Method 1: To destress (if you’re not in a hurry!) get your molcajete out (your mortar and pestle for those of you not familiar with the Spanish term with Nahuatl roots) and put your strength into grinding. I recommend you do the garlic first, then your seeds of choice, and add the greens last, a little bit at a time. Your setting yourself up for frustration if you pile the greens in—it’s just a lot harder to grind so many layers of leaves at a time. For me, it’s unsatisfying! But if you add two or three leaves at a time, you can really take pleasure in the meditative transformation of the beautiful leaves into a bright paste. After the garlic, seeds and greens is ground, scrape it out into a dish and then add the salt, nutritional yeast and, finally, the olive oil. This is where you decide how thick to make your pesto. If you don’t want it so think, add more oil.

Method 2: Put all ingredients in a food processor or blender. Or, put it in a slightly oversized dish (like a 2-cup pyrex container, for example) and use the immersion blender directly in the dish. This is not the fastest, but by far, the easiest clean up if you can manage to keep the immersion blender immersed below the level of olive oil so that it doesn’t spray everywhere when you start to blend.

Final tip: It took me a long time to assimilate our italian roommate’s discovery that the way to mess up pesto is by adding too much garlic. I love garlic so that was hard to hear. I think he’s right though because the power of raw garlic can easily overwhelm. (This from a person who’s mouth waters at the thought of taking a bite of the fresh whole garlic clove!) So, the tip is—When in doubt, add less garlic.

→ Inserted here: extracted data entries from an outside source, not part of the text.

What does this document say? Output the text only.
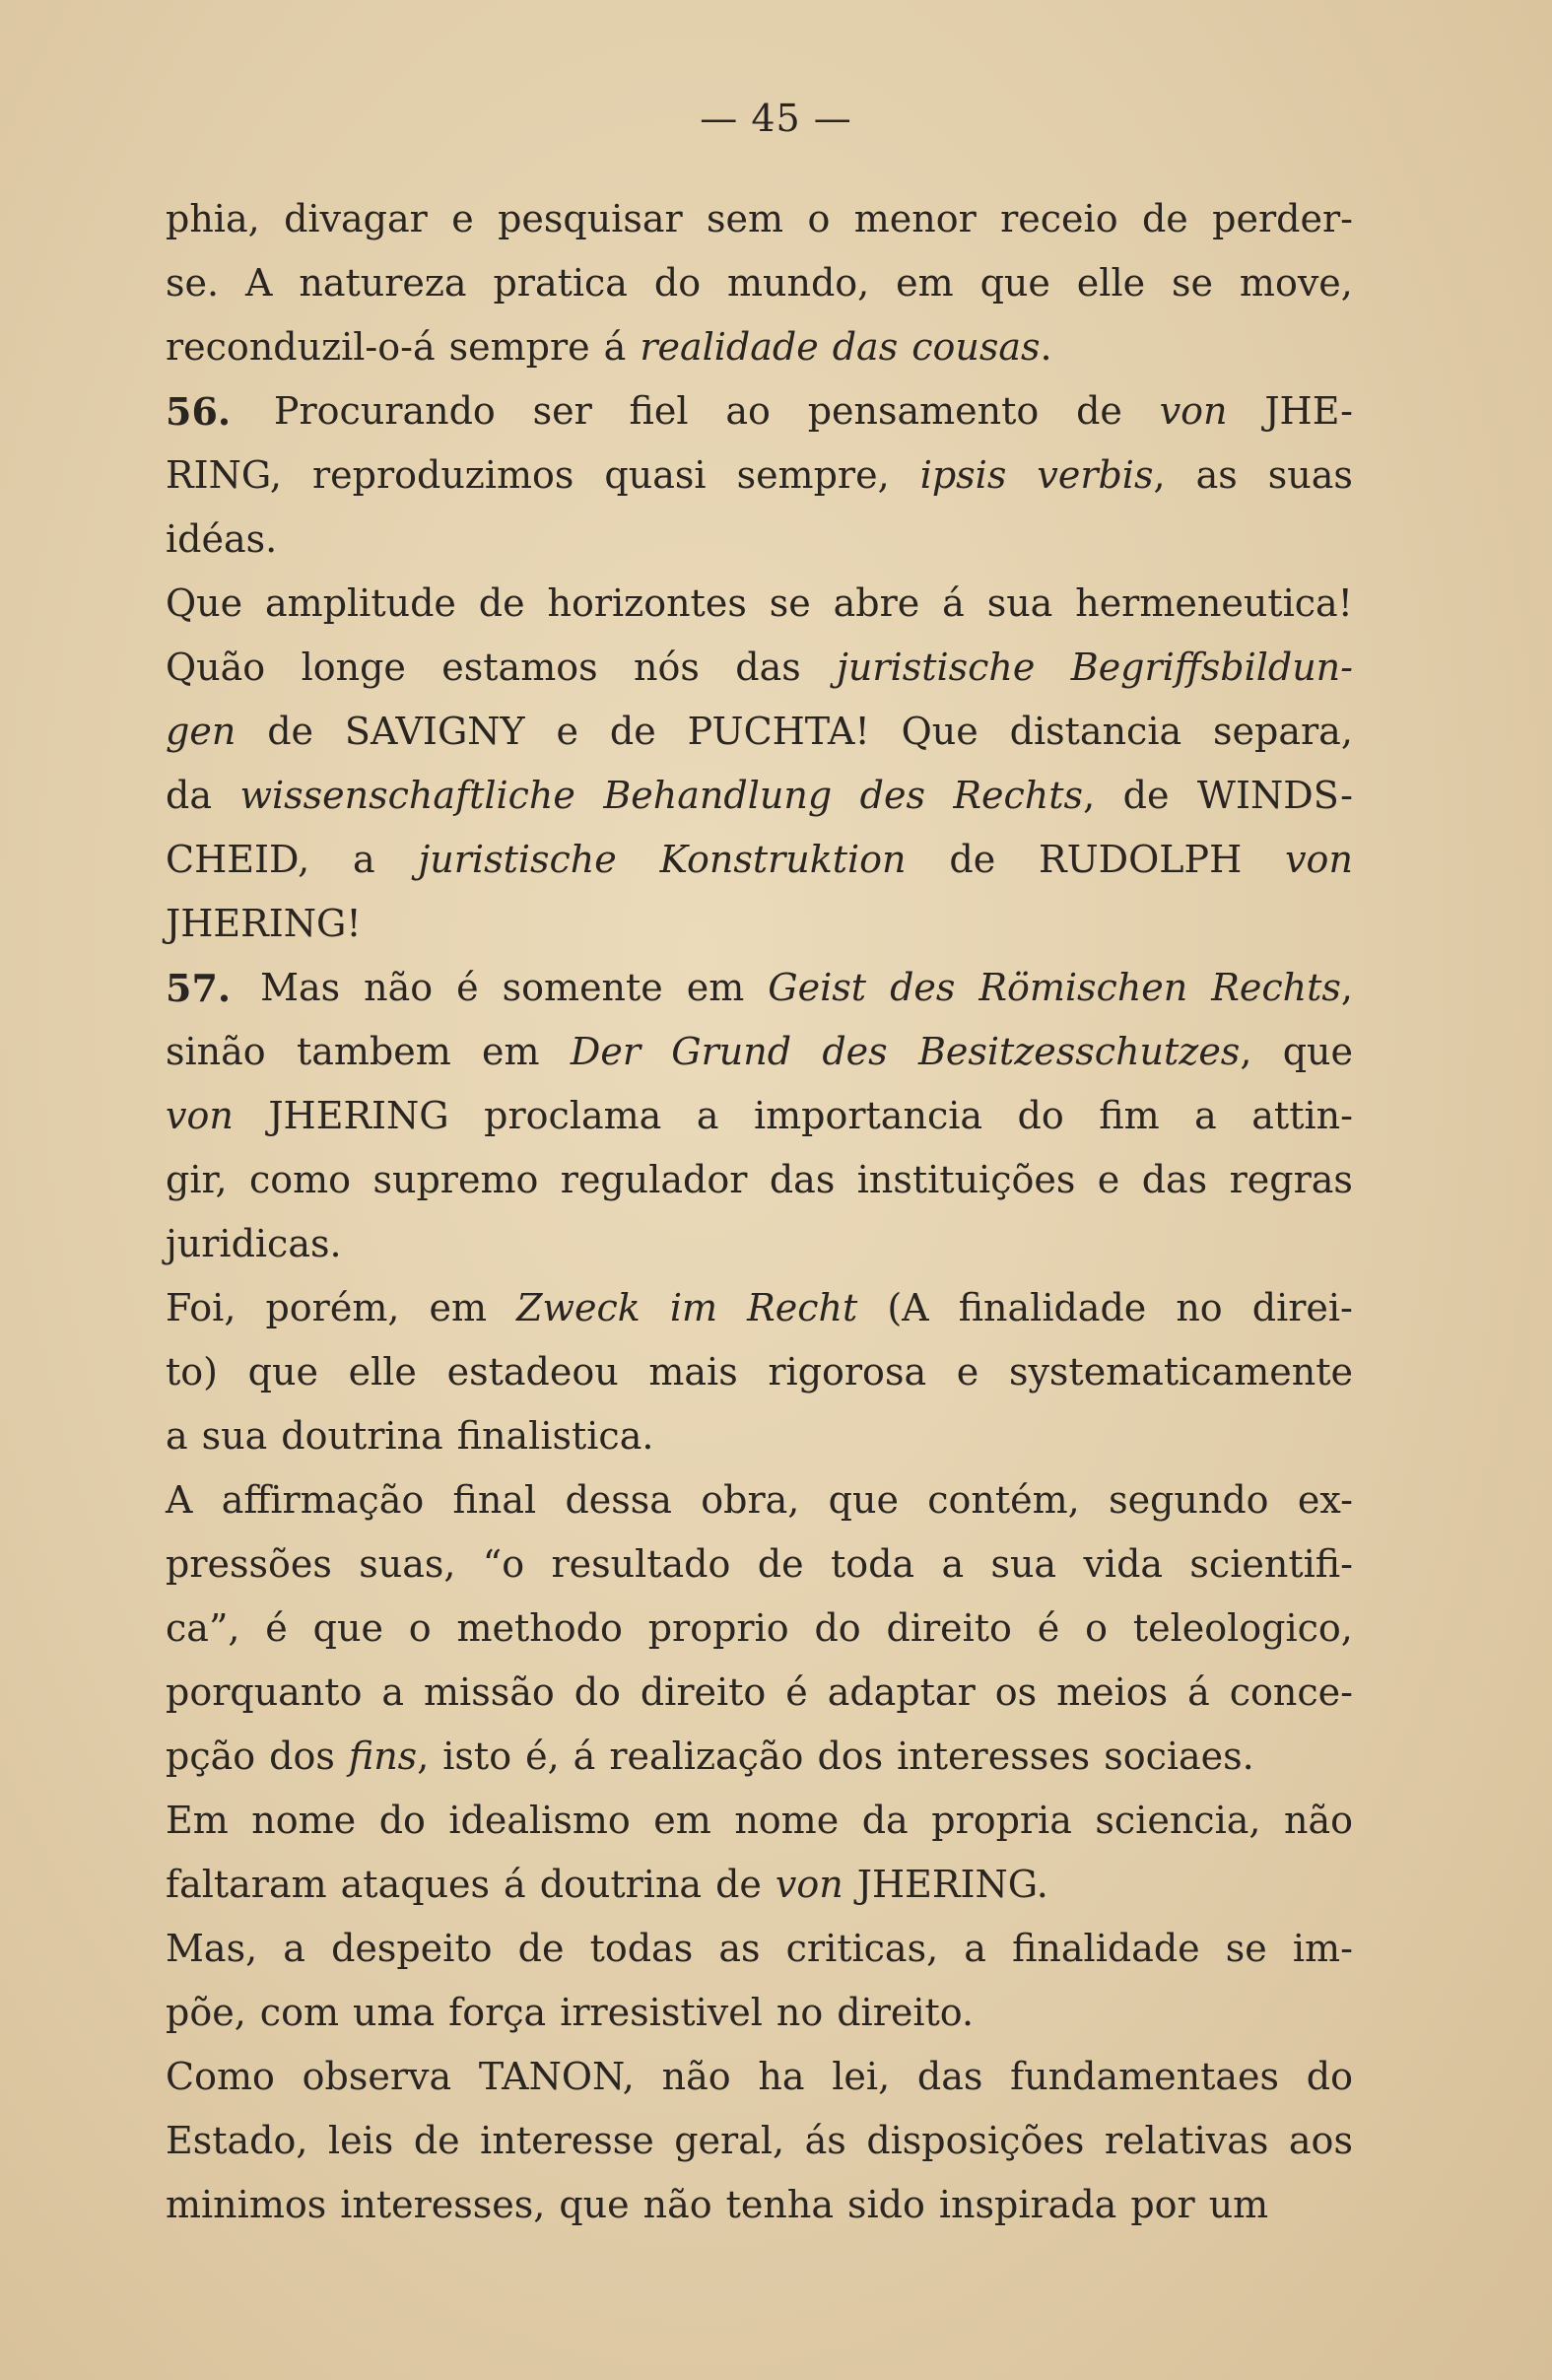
— 45 —
phia, divagar e pesquisar sem o menor receio de perder-
se. A natureza pratica do mundo, em que elle se move,
reconduzil-o-á sempre á realidade das cousas.
56. Procurando ser fiel ao pensamento de von JHE-
RING, reproduzimos quasi sempre, ipsis verbis, as suas
idéas.
Que amplitude de horizontes se abre á sua hermeneutica!
Quão longe estamos nós das juristische Begriffsbildun-
gen de SAVIGNY e de PUCHTA! Que distancia separa,
da wissenschaftliche Behandlung des Rechts, de WINDS-
CHEID, a juristische Konstruktion de RUDOLPH von
JHERING!
57. Mas não é somente em Geist des Römischen Rechts,
sinão tambem em Der Grund des Besitzesschutzes, que
von JHERING proclama a importancia do fim a attin-
gir, como supremo regulador das instituições e das regras
juridicas.
Foi, porém, em Zweck im Recht (A finalidade no direi-
to) que elle estadeou mais rigorosa e systematicamente
a sua doutrina finalistica.
A affirmação final dessa obra, que contém, segundo ex-
pressões suas, “o resultado de toda a sua vida scientifi-
ca”, é que o methodo proprio do direito é o teleologico,
porquanto a missão do direito é adaptar os meios á conce-
pção dos fins, isto é, á realização dos interesses sociaes.
Em nome do idealismo em nome da propria sciencia, não
faltaram ataques á doutrina de von JHERING.
Mas, a despeito de todas as criticas, a finalidade se im-
põe, com uma força irresistivel no direito.
Como observa TANON, não ha lei, das fundamentaes do
Estado, leis de interesse geral, ás disposições relativas aos
minimos interesses, que não tenha sido inspirada por um
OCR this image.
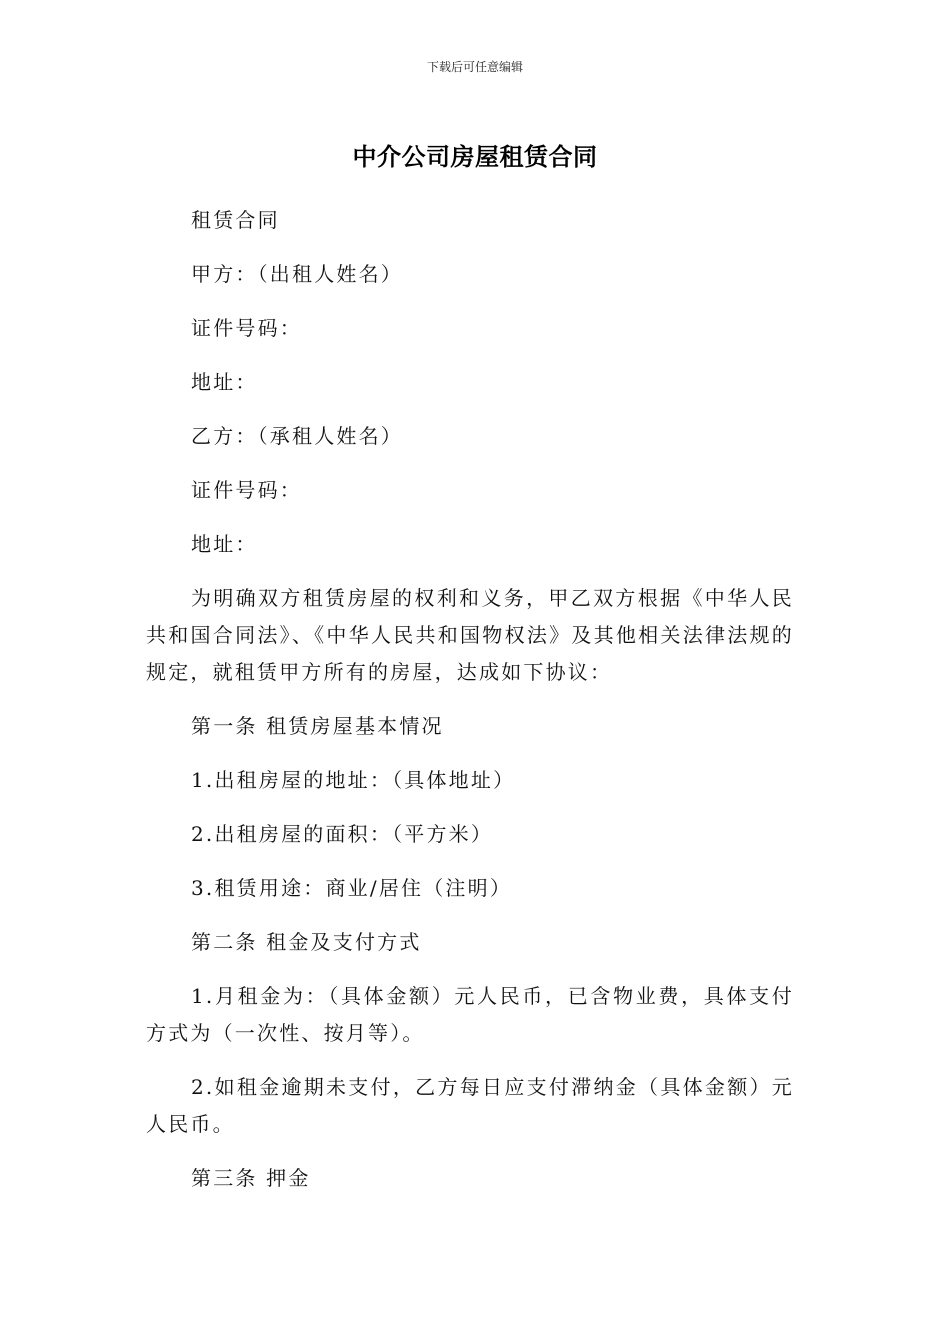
下载后可任意编辑
中介公司房屋租赁合同

租赁合同

甲方：（出租人姓名）

证件号码：

地址：

乙方：（承租人姓名）

证件号码：

地址：

为明确双方租赁房屋的权利和义务，甲乙双方根据《中华人民共和国合同法》、《中华人民共和国物权法》及其他相关法律法规的规定，就租赁甲方所有的房屋，达成如下协议：

第一条 租赁房屋基本情况

1.出租房屋的地址：（具体地址）

2.出租房屋的面积：（平方米）

3.租赁用途：商业/居住（注明）

第二条 租金及支付方式

1.月租金为：（具体金额）元人民币，已含物业费，具体支付方式为（一次性、按月等）。

2.如租金逾期未支付，乙方每日应支付滞纳金（具体金额）元人民币。

第三条 押金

So many ways to use this pesto—Serve as a dip with crusty bread, crackers, chopped veggies or even your eggplant or zucchini fries; over your favorite protein; add a spoonful to your soup; top your quiche or frittata with it, or…to use this week’s CSA items—grill up some beets and purple potatoes and smother them with pesto OR…make yourself a grilled portobello ‘burger’ (yes, basically just grill the mushroom) and dress it with this fresh and healthy pesto and a handful of broccoli microgreens!